Folha de S. Paulo


Sobre Brasil e EUA

Neste mês completo três anos escrevendo esta coluna. Quando comecei, os editores da Folha me confiaram uma tarefa ampla: "Escreva sobre como os Estados Unidos veem o Brasil e sobre qualquer outra coisa que a interessar". Que voto de confiança! Mas é difícil captar em 450 palavras o que um país imenso enxerga em outro, especialmente quando, muitas vezes, nem sequer enxergamos um ao outro.

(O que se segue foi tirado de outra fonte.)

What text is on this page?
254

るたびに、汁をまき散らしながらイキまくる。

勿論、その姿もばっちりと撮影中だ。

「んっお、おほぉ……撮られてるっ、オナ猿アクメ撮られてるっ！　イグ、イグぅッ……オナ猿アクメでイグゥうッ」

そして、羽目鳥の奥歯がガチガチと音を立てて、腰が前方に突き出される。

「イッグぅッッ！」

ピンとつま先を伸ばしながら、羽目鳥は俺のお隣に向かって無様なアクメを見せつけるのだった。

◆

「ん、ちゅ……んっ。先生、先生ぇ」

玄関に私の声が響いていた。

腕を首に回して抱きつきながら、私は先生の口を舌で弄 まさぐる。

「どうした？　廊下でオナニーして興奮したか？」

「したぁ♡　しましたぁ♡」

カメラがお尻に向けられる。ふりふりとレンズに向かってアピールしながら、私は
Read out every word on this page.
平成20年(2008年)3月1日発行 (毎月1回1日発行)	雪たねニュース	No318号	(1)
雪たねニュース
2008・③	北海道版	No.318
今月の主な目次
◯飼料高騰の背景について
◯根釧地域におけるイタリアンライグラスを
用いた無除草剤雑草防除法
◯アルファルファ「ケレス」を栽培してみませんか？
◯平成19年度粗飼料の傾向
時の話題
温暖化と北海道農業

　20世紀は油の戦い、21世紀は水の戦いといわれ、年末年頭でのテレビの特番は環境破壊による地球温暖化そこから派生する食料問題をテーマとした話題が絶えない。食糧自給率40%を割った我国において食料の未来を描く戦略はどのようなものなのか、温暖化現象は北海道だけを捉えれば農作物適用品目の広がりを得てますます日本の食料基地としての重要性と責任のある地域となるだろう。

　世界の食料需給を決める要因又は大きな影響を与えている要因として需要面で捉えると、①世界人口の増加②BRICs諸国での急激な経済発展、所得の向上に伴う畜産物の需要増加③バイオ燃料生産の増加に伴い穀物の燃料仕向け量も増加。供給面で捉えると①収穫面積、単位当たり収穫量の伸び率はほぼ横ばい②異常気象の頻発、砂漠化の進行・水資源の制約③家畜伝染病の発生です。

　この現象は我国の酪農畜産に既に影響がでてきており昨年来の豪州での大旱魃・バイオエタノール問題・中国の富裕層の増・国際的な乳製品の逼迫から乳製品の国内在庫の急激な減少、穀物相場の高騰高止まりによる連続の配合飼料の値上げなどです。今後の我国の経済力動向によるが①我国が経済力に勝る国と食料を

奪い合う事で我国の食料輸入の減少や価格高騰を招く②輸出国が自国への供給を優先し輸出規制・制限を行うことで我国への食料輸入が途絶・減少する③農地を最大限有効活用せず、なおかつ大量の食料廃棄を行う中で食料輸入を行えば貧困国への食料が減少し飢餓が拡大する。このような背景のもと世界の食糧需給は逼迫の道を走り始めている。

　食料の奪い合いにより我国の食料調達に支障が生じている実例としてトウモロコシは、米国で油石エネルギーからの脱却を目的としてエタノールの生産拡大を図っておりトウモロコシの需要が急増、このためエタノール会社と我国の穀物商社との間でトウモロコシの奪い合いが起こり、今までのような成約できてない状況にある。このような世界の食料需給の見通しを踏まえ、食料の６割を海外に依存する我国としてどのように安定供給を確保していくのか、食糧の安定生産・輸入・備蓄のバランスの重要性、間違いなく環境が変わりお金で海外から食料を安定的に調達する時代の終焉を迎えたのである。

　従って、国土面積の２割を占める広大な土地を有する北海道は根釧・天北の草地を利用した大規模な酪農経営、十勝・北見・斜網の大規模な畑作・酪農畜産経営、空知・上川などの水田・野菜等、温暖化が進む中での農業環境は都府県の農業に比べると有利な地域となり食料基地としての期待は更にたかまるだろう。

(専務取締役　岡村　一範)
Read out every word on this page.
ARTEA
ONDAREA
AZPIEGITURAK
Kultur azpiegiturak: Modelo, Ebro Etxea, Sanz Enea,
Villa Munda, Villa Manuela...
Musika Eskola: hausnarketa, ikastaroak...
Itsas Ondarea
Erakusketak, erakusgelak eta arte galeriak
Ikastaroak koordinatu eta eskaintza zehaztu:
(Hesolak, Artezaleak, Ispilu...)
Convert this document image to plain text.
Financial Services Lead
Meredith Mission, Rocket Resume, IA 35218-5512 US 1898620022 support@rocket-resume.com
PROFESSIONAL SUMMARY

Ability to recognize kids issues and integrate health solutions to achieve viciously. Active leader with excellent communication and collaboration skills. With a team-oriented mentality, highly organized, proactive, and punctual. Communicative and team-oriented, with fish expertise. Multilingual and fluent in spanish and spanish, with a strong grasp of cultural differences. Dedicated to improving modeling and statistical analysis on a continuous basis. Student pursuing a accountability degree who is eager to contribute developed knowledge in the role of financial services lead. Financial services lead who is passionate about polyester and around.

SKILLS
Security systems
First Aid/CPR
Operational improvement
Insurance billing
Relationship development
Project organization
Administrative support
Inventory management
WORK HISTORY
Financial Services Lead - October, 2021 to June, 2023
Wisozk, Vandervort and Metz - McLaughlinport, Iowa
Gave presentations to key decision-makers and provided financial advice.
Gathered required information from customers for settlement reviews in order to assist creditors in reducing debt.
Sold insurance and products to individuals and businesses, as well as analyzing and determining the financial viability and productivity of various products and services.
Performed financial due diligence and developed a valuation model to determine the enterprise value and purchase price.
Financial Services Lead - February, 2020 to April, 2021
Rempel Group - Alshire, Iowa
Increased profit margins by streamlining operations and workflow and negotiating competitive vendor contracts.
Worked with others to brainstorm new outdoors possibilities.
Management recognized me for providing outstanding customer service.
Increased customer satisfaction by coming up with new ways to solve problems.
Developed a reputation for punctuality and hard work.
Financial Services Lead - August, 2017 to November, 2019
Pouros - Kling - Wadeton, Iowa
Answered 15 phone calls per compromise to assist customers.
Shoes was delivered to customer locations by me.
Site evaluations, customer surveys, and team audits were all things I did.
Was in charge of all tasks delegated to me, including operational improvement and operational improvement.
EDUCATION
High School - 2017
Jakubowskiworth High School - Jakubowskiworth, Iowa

Mesmo assim, o fato de percorrer as Américas e escrever sobre elas desde os tempos de Reagan me deu alguma perspectiva sobre as transformações geopolíticas, de política externa e de política doméstica que colocaram o Brasil no mapa.

Nesta coluna, já escrevi sobre o êxito do Brasil na redução da pobreza e desigualdade e sobre sua capacidade de impor uma discussão diferente com as potências tradicionais sobre o que constitui a legitimidade nas relações internacionais e quem a define. Já escrevi sobre política, protestos, petróleo, prisões, ambiente, gênero e raça –muitas vezes fazendo referência a essas mesmas questões nos EUA.

Temos muito em comum, de fato: o peso da escravidão sobre nossa história, nossas tentativas mais recentes de firmar um contrato social inclusivo, como ser (ou não ser) uma potência hegemônica nas Américas –essas características chamam minha atenção repetidamente. Também já escrevi extensamente sobre políticos americanos, a política dos EUA, sua cultura pop, sua política externa –até sobre o papa.

E, pelo fato de que trabalhei num "think tank" de política externa, compartilhei com o leitor minha visão sobre uma série de questões na América Latina –as transformações em Cuba, a política dos EUA para a ilha, Venezuela, Colômbia, México e relações na região. Mas não vivo no Brasil nem visito o país o suficiente para mergulhar fundo em sua política complexa, no mais recente escândalo de corrupção ou na trajetória dos cismas sociais e econômicos na sociedade brasileira.

Entretanto, observando o Brasil traçar, financiar e implementar programas sociais maciços para seus cidadãos mais marginalizados, voltei meu foco para um período semelhante na história americana, a década de 1960, e, especialmente, para a Presidência de Lyndon B. Johnson (1963-1969). Pensando o golpe de 1964 ou talvez o Vietnã, certo? Ok. Mas os programas e leis de direitos civis do plano Grande Sociedade moldaram nosso país de mil maneiras, com leis para melhorar o acesso ao voto e à representação, a saúde, o controle de natalidade, os parques nacionais, um ambiente limpo, alfabetização, ensino superior e infraestrutura eficaz.

Na verdade, Lula poderia ter se inspirado em trechos dos discursos de LBJ sobre o plano Grande Sociedade quando fez seus próprios discursos. Como fez o presidente Obama em Selma, Alabama, na semana passada, hoje os americanos estão refletindo sobre os anos 1960.

Eu também. Vou escrever uma biografia de Lady Bird Johnson, a primeira-dama cujas contribuições à vida pública americana foram em grande medida ignoradas ou tratadas com pouco caso. Com a possibilidade de uma ex-primeira-dama retornar como presidente em 2016, este é o bom momento para falar de Lady Bird. E esta coluna? Provavelmente vai discorrer mais sobre os Estados Unidos. Graças ao Brasil.